Моей единственной мыслью было лишь сообщить вам свой адрес с тем, чтобы на следующее утро мы смогли бы спокойно установить друг с другом крайне необходимый в данный момент контакт. Но этого не случилось.
После вечеринки я проводил одну девушку домой и отправился к себе, думая о бутылке превосходного виски, ожидавшей меня дома. Однако кто-то успел превратить это виски в отраву. Даже будучи пьян, я смог это заметить, правда, к сожалению, уже осушив целый стакан этой гадости.
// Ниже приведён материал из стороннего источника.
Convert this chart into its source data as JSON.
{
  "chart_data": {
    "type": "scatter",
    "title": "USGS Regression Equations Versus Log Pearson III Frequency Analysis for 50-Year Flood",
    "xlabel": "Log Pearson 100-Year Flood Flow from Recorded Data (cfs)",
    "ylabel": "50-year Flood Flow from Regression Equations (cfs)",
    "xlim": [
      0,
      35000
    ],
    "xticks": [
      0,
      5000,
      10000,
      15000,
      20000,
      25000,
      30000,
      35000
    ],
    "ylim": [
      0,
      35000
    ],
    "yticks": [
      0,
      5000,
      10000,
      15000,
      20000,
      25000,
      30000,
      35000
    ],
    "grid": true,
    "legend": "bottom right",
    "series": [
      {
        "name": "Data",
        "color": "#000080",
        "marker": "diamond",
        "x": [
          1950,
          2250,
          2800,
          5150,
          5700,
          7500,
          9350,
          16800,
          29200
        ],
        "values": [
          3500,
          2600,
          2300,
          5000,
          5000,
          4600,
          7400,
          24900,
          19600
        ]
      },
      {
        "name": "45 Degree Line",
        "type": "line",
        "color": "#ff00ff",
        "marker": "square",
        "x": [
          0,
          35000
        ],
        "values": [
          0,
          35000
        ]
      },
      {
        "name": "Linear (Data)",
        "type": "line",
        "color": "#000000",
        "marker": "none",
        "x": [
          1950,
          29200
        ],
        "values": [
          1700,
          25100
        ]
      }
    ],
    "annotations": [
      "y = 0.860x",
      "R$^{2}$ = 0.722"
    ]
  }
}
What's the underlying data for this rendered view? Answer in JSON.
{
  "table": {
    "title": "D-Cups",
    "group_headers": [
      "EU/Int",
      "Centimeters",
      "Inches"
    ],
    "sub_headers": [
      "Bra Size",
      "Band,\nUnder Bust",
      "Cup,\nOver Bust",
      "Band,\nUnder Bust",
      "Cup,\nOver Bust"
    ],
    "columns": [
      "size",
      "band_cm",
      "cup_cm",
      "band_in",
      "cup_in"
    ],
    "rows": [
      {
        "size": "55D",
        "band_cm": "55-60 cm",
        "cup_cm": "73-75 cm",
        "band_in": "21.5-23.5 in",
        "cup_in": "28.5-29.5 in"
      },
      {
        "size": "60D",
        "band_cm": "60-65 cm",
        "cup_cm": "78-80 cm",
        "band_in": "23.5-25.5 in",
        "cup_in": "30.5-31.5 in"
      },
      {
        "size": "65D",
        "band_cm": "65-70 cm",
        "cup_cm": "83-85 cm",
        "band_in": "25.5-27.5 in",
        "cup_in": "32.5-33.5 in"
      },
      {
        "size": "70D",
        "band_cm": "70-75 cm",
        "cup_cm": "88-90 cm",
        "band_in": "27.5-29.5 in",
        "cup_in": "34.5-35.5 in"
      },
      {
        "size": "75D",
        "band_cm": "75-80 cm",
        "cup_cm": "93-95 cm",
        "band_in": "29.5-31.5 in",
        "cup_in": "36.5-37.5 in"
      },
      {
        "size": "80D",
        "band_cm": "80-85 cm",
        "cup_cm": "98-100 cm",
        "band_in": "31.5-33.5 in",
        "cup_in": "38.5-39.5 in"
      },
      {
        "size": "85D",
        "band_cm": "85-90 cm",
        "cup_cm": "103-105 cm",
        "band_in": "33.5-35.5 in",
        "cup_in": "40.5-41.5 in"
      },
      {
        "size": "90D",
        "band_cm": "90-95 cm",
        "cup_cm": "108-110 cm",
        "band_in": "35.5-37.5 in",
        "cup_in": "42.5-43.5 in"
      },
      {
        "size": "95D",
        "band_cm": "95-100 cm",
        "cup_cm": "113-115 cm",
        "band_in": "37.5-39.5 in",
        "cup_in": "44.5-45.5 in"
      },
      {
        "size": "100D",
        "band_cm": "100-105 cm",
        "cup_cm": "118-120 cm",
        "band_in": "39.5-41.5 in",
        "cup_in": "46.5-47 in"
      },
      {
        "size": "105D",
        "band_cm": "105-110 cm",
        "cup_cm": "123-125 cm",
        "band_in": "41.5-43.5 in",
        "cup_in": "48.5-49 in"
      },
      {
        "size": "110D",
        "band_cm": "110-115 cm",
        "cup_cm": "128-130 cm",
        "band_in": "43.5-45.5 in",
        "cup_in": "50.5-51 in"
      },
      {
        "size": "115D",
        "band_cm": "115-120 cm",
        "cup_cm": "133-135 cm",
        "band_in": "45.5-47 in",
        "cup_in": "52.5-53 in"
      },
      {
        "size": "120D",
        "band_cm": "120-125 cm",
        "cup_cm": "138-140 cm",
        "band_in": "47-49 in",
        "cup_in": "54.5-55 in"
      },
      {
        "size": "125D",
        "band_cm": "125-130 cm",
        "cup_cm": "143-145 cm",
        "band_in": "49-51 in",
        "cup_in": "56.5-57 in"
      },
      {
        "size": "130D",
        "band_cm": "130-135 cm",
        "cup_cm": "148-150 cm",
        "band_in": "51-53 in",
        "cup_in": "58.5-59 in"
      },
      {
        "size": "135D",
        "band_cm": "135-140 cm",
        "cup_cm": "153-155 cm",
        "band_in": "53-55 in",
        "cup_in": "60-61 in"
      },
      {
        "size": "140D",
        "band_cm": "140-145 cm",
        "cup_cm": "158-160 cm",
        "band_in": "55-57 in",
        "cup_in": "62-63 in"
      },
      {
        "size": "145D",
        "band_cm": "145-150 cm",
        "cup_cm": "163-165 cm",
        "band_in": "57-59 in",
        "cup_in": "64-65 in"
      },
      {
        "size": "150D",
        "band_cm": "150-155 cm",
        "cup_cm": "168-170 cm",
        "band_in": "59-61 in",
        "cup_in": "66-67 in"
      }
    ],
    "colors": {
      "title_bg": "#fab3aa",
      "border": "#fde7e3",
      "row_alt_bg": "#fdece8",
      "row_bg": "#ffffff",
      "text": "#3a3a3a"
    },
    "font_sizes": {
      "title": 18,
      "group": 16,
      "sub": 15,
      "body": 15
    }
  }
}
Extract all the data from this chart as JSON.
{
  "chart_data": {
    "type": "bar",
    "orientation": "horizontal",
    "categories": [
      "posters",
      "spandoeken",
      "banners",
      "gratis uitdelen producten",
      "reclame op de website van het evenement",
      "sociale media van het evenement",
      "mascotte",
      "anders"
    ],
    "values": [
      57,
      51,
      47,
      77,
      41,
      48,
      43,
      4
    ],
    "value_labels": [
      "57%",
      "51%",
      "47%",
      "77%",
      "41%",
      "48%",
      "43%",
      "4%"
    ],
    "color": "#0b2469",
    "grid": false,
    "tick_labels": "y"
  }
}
После этого сознание и память возвращались ко мне на очень короткие промежутки. Я что-то делал, где-то падал, куда-то шел и падал, смутно помню, что стрелял, когда обнаружил у себя в комнате незнакомых людей, ищущих чего-то… Меня били по голове, и я опять погружался в небытие…
Одним словом, был какой-то кошмар, то ли во сне, то ли наяву. По-видимому, моя голова тщетно боролась с действием снотворного или одуряющего, которое было подмешано в бутылку.
В результате я не в состоянии точно и ясно припомнить действительную картину событий этой ночи. Сон и явь смешались в кучу.
Теперь о причине, по которой я снял комнату на Киннэул-стрит. Когда я вернулся в Англию, то буквально в первые часы по некоторым признакам пришел к заключению, что кто-то проявляет интерес к моей особе. Это был молодой человек с бледной наглой рожей. Чуть позже, узнав, что он живет в одном из домов на Киннэул-стрит, я подумал, что для дела будет лучше, если я остановлюсь где-либо поблизости. Кстати, он же подсказал мне удобное помещение. Моя квартирохозяйка — такого сорта женщина, которая сама сможет рассказать многое, если ее хорошенько потрясти. У меня нет никаких данных, но мне кажется, что этой особой следовало бы заняться при случае, особенно если бледнолицый окажется действительно лицом, требующим к себе специального внимания.